Алимджан опять не ответил, не то пританцовывая, не то шагая под полечку или под марш. Наплясавшись, он ткнул пальцем кнопку магнитофона и рухнул на диван, лицом вверх. Вся стена над диваном была увешана флажками и дипломами: «За первое место». Они окружали этот самый плакат, на котором Адольф Спивак призывал любить свое тело.

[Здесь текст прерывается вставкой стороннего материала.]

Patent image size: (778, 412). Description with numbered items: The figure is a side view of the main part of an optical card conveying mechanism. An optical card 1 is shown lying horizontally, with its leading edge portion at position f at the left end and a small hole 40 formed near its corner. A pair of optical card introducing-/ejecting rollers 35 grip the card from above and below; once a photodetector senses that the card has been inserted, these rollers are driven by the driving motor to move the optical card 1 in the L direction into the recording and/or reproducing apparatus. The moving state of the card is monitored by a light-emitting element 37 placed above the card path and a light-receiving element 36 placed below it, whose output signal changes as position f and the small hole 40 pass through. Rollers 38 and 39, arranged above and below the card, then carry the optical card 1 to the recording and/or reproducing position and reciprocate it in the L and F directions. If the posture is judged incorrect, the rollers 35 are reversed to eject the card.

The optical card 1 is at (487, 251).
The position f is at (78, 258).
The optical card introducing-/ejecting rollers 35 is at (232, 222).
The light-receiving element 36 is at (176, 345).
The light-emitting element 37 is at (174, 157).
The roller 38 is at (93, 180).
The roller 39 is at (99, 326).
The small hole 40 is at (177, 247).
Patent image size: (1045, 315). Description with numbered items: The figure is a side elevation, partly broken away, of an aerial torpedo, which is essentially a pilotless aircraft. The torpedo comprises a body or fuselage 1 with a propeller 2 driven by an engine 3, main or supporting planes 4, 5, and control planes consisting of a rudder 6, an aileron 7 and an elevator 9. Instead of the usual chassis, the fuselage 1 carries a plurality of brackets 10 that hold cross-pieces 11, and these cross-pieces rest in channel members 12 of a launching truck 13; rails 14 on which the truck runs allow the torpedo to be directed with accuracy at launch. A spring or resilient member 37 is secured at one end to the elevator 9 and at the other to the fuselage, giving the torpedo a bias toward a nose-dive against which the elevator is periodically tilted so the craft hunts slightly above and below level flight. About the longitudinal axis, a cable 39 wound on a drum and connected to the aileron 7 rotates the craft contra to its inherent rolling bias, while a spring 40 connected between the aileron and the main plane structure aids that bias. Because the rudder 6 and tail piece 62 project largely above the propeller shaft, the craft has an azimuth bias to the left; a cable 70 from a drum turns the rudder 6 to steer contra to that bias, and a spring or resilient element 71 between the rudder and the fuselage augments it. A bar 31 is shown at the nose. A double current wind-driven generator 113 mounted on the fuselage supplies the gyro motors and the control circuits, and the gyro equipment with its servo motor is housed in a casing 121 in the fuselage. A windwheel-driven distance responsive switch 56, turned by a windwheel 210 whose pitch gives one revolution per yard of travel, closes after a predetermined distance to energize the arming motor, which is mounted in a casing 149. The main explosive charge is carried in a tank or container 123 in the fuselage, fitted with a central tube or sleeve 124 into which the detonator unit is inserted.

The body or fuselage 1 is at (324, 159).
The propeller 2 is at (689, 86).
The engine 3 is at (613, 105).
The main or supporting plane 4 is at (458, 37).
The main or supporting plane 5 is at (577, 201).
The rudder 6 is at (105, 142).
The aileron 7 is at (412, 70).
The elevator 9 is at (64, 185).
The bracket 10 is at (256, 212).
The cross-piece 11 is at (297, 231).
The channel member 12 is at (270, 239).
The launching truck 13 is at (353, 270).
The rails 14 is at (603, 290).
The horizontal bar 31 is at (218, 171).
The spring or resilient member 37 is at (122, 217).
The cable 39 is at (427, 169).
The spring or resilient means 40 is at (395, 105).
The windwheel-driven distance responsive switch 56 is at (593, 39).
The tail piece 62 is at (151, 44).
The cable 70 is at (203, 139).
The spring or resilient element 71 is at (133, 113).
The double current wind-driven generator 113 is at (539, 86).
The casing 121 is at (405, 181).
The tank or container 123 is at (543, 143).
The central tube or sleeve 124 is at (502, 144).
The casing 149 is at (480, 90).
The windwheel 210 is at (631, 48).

— А это какой такой Адольф?
Алимджан дышал, закидывая ноги за голову. Наконец прогудел самое длинное «х-а-а-а-а» и сказал:
— Песня называется «Когда я счастлив». Дождя не было. Спивак — врач нашей команды. Что еще вас интересует, дорогой гость?
— А листья-то мокрые. Почему?
— Я полил, пока вы дрыхли. Свежий воздух и глубокое дыхание способствует форсированному обмену веществ.
Кеша засмеялся и как бы подбил цитату:
— Адольф Спивак!
— Умные молчат и действуют, а лентяи болтают, теряя свое здоровье.
— Адольф Спивак!
— А ну, потри!
Алимджан перевернулся на живот.
— Сейчас.
Кеша вскочил, сунул ноги в сапоги и, вышмыгнув из комнаты в своих длинных, болтающихся трусах, загромыхал по коридору. Когда он вернулся, Алимджан уже завязывал галстук перед зеркалом, и наяринский лесничий еще откровенней залюбовался им: белая рубашка, узкий пиджак.
— Какой ты метатель молота? Артист!
— Я учусь в педагогическом, — сказал Алимджан.
— А с чего живешь?
— Стипендия… Мама и сестренка в колхозе…
— Сестренка? — оживился Кеша. — Сколько лет?
Алимджан дал гостю подзатыльник.
— До кишлака двести километров.
И скользнул глазами по несуразным сапогам, которые присел натянуть Кеша, наматывая на ноги портянки и говоря:
— Продам дом — куплю пиджак, такой же, как у тебя. Одевай свое тело!